Why it Made My List: I've heard great reviews on the book on NPR and elsewhere. As a history/political junkie, I'm very interested in reading this.


7. My Voice: A Memoir by Angie Martinez

Summary: Angie Martinez is the “Voice of New York.” Now, for the first time, she candidly recounts the story of her rise to become an internationally celebrated hip hop radio icon.
 In her current reign at Power 105.1 and for nearly two decades at New York’s Hot 97, Angie Martinez has had one of the highest rated radio shows in the country. After working her way up as an intern, she burst on the scene as a young female jock whose on-air “Battle of the Beats” segment broke records and became a platform for emerging artists like a young Jay Z. Angie quickly became known for intimate, high-profile interviews, mediating feuds between artists, and taking on the most controversial issues in hip hop.
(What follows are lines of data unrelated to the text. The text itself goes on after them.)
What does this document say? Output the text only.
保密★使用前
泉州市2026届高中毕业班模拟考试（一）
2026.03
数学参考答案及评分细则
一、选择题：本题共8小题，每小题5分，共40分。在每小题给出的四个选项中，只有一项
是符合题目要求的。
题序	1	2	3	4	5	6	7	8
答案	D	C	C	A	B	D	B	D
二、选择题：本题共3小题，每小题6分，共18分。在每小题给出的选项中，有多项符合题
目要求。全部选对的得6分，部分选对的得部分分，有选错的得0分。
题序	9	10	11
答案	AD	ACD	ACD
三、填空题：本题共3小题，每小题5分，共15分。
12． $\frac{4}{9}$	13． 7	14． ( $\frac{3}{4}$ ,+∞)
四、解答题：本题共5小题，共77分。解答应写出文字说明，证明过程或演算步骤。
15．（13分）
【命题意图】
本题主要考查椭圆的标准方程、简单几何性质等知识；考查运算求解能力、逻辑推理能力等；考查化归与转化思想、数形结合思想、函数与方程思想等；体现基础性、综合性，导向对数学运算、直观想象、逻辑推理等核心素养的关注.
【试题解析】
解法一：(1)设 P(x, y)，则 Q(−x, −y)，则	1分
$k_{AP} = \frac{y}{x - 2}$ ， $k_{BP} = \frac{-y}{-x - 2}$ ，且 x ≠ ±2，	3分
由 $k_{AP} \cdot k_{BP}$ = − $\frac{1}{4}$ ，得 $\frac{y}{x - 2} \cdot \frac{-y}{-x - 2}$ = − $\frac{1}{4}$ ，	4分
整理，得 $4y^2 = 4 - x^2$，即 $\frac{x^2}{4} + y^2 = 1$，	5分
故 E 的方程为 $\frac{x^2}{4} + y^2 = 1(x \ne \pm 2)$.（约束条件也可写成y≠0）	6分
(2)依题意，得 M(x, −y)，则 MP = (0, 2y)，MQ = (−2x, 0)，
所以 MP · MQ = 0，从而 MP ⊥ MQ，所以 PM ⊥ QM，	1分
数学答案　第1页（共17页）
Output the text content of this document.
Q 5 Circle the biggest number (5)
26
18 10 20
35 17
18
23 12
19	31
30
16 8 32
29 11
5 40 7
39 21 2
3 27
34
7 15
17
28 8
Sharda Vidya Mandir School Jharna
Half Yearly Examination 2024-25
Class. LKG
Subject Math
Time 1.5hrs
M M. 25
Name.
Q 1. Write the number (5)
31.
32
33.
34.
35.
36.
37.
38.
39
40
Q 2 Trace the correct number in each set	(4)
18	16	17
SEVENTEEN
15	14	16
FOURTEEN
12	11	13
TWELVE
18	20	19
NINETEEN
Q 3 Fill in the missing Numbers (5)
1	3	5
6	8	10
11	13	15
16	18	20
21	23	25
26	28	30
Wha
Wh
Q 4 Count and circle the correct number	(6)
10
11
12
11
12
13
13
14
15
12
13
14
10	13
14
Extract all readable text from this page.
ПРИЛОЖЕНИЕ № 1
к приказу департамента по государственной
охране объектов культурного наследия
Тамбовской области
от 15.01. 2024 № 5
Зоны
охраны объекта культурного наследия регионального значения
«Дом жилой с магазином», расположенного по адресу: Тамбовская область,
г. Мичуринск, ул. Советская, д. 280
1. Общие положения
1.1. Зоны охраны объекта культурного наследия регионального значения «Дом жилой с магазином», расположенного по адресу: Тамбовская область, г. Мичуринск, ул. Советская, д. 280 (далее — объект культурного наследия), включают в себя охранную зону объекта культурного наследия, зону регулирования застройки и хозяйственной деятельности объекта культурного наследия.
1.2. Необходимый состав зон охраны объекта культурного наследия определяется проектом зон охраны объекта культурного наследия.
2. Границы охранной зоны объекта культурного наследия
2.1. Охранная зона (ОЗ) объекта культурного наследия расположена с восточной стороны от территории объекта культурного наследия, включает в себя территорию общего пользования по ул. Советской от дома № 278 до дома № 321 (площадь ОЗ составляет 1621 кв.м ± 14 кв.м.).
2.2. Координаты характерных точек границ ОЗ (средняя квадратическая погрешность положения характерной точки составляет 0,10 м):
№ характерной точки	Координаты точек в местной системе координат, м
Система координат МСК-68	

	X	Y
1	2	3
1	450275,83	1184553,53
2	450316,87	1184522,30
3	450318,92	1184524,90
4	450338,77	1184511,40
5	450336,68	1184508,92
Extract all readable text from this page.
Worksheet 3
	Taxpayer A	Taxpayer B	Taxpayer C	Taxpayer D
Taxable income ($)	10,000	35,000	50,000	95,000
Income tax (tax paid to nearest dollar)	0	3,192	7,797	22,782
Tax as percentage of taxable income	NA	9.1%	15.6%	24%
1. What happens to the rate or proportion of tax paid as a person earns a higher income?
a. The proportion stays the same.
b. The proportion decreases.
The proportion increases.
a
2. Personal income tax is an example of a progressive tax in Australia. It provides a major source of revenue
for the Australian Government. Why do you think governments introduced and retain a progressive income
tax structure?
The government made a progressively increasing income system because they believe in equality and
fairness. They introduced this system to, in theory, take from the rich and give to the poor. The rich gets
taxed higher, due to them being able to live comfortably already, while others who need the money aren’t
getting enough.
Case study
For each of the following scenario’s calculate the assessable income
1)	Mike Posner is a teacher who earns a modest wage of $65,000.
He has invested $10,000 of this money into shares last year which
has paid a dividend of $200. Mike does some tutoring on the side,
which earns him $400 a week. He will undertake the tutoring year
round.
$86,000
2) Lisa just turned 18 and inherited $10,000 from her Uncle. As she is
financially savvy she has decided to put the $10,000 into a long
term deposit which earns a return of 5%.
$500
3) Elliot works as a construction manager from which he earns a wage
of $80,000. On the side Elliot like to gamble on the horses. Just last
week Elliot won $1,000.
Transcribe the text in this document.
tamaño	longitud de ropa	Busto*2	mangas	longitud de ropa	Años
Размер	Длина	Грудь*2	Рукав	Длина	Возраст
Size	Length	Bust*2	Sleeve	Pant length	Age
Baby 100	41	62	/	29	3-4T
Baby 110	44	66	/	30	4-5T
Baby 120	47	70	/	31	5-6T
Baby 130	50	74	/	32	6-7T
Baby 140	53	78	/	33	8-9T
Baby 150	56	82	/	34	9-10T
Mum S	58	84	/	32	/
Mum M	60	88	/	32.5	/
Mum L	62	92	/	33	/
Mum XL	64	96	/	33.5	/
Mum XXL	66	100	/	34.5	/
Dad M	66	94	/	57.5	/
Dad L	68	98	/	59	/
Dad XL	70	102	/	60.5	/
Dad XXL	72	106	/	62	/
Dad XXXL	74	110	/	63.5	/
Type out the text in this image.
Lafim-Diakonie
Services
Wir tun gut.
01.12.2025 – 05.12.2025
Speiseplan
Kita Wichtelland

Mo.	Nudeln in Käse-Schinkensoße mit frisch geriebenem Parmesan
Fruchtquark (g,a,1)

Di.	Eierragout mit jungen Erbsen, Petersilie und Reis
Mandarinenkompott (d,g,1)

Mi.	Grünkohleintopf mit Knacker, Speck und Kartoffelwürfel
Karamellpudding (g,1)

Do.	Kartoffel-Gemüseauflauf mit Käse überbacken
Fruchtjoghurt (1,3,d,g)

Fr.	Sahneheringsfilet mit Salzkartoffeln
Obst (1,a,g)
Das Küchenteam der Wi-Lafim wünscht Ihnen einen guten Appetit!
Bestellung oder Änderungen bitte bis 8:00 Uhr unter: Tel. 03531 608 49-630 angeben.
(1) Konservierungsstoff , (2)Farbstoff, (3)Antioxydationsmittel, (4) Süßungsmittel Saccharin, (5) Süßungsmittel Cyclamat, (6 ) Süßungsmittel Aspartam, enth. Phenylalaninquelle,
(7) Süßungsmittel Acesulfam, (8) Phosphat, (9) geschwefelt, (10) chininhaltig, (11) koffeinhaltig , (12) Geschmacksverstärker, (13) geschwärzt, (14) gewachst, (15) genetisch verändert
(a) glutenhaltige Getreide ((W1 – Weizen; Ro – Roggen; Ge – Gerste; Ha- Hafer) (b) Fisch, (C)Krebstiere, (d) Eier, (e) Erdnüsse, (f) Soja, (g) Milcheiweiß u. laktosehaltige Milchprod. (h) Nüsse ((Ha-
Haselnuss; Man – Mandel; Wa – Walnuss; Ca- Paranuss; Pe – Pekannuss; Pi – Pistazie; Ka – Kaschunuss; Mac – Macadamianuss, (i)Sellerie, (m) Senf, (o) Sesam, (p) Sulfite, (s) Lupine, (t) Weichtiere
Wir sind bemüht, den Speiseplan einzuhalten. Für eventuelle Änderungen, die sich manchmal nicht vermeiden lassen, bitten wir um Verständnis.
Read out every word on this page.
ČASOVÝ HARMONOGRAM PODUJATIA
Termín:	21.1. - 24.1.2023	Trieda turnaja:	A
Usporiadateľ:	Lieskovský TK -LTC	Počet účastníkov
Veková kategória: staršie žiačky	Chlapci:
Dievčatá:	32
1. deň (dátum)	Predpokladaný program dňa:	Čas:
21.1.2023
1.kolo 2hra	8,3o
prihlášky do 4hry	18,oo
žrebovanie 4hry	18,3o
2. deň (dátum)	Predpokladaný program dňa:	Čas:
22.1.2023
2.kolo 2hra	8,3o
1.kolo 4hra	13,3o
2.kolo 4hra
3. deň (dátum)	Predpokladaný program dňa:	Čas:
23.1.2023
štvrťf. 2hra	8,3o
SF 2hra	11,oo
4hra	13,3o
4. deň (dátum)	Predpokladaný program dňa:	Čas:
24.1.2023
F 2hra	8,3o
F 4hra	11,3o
At age twenty-five, at the height of the East Coast/West Coast rap war, Angie was summoned by Tupac Shakur for what would be his last no-holds-barred interview—which has never aired in its entirety and which she’s never discussed in detail—until now. 

Why it Made My List: As a hip fan of the 90s to early 2000s, the beefs, lyrics, culture, and everything about it, Angie Martinez was at the forefront of it all. This book has also been picked up to be developed into a mini series.